Hundreds of asylum seekers – mainly from Iran and Afghanistan – have converted to Christianity at an evangelical church in Berlin, causing an Associated Press journalist to question the legitimacy of their conversions.
The pastor of the church, Gottfried Martens, who has witnessed his Trinity Church grow from 150 to 600 members in just two years, told AP the number of conversions had been “miraculous” and that the motive of the new Christians was unimportant to him because “I know that whoever comes here will not be left unchanged”.
Around 800,000 asylum seekers are expected to enter Germany in 2015 and while the majority of those from Syria are expected to be granted asylum, the future is less certain for those from countries like Iran and Afghanistan, for whom, in recent years, between 40 and 50 per cent have been allowed to stay.

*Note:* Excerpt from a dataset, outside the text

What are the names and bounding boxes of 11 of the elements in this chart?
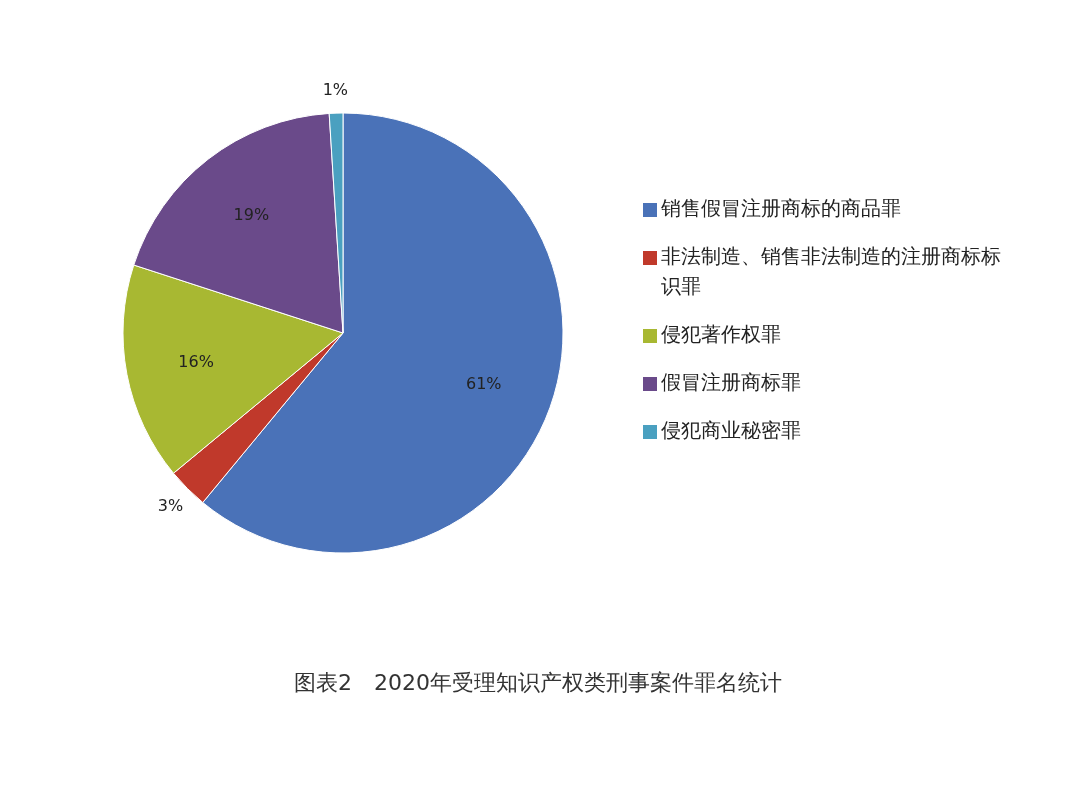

AP points out that in countries such as Afghanistan and Iran, “conversion to Christianity by a Muslim could be punishable by death or imprisonment”, making it much less likely that Germany would deport a Christian convert.
One Iranian convert, Vesam Heydari, told AP his initial claim in Norway in 2009 was rejected because the authorities did not believe he would be persecuted as a Christian in Iran. He is currently awaiting a decision from German authorities and said anyone pretending to convert was making it harder for “real persecuted Christians”.
Afghanistan and Iran are ranked fifth and seventh, respectively, on Open Doors International’s World Watch List, which lists the 50 countries where it is most difficult to be a Christian.